Um unser ambivalentes Verhalten gegenüber der Lüge zu verstehen, müssen wir bedenken, dass die Existenz der menschlichen Gesellschaft die Zusammenarbeit einer großen Anzahl von Individuen voraussetzt, die wiederum auf Vertrauen basiert.
Wie der Historiker Yuval Noah Harari zeigt, fußen die größten menschlichen Errungenschaften auf der Bereitschaft vieler Einzelpersonen, ihre Bestrebungen auf ein und dasselbe Ziel auszurichten. Und diese Bereitschaft basiert wiederum auf einer komplizierten sprachlichen Kommunikation und dem Vertrauen der Teilnehmer, dass die Zusammenarbeit in Zukunft Früchte tragen wird.
Egal, ob wir ein börsennotiertes Unternehmen gründen, einen „Turm mit einer Spitze bis zum Himmel“ bauen (wie es die Bibel über den Turmbau zu Babel erzählt), eine Schiffsflotte in die Ferne entsenden oder ein öffentliches Schulsystem errichten wollen – keines dieser Unterfangen kann ohne ein zumindest minimales Vertrauen der Beteiligten auskommen.
„Scheinbar möchten wir die Lüge ausrotten und als Tabubruch brandmarken“
Ist Vertrauen tatsächlich der Leim, der alle menschliche Tätigkeit zusammenhält, dann stellt die Lüge eine handfeste Bedrohung für den gesellschaftlichen Zusammenhalt dar.
Eine Bank, die über ihre Lage lügt, gefährdet die gesamte wirtschaftliche Stabilität, denn der Vertrauensverlust der Banken führt zum Zusammenbruch der Wirtschaft. Ein Ehepartner, der einer Lüge überführt wird, gefährdet die Stabilität der ganzen Familie.
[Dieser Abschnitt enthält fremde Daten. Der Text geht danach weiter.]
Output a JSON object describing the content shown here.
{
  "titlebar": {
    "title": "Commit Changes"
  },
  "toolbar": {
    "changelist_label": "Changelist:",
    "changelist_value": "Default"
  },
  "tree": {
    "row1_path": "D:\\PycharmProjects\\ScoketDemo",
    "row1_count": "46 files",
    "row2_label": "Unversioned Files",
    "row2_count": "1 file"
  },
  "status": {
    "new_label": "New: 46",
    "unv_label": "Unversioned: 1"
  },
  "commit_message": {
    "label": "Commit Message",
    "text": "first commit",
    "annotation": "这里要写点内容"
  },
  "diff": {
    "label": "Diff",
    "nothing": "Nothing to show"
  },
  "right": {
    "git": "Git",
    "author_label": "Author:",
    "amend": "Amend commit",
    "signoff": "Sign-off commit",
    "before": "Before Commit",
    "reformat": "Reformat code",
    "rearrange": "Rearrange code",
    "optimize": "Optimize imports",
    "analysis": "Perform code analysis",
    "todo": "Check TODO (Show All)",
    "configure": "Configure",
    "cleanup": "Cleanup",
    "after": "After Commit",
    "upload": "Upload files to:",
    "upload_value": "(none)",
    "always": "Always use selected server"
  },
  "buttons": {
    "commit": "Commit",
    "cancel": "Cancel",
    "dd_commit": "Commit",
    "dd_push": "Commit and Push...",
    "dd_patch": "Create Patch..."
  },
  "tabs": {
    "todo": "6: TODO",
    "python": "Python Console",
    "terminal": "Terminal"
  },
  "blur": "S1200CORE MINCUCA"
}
Scheinbar möchten wir die Lüge ausrotten und als Tabubruch brandmarken, denn wir erkennen im Vertrauensbruch einen Frontalangriff auf unsere Fähigkeit, das Gesellschaftsleben aufrechtzuerhalten. Andererseits und im selben Atemzug bringen wir unseren Kindern bei, pausenlos zu lügen. Wir tadeln sie, wenn sie ihrer Oma sagen, dass ihr Auflauf schrecklich schmeckt, oder wenn sie ehrlich sagen, der Mann im Fahrstuhl habe komische Ohren. Als Erwachsene meiden wir taktlose Zeitgenossen, die derb und freiheraus reden.
Die israelische Gesellschaft, der ich angehöre, rügt Journalistinnen und Journalisten, die unangenehme Dinge offenlegen, als „unpatriotisch“. Damit erklärt sie praktisch, dass die Wahrheit uns weniger lieb ist als die Lügen, die uns glauben lassen, dass wir im Recht sind. Offenbar gibt es eine gewisse Dosis an Wahrheit, die wir verkraften können – in der Partnerschaft, im Verhältnis zu unseren Eltern, zu unseren Kindern, zu unserer Geschichte –, möchten unsere Wahrheit die meiste Zeit jedoch lieber verdünnt und verwässert haben.
Das verkappte Tabu, die Lüge, wird von allen öffentlich geächtet, insgeheim jedoch geheiligt. Es ist ein fiktives Tabu, ein absolutes Verbot, das eine gelegentliche Erlaubnis einschließt. Alle verdammen die Lüge, aber keiner kann ohne sie leben.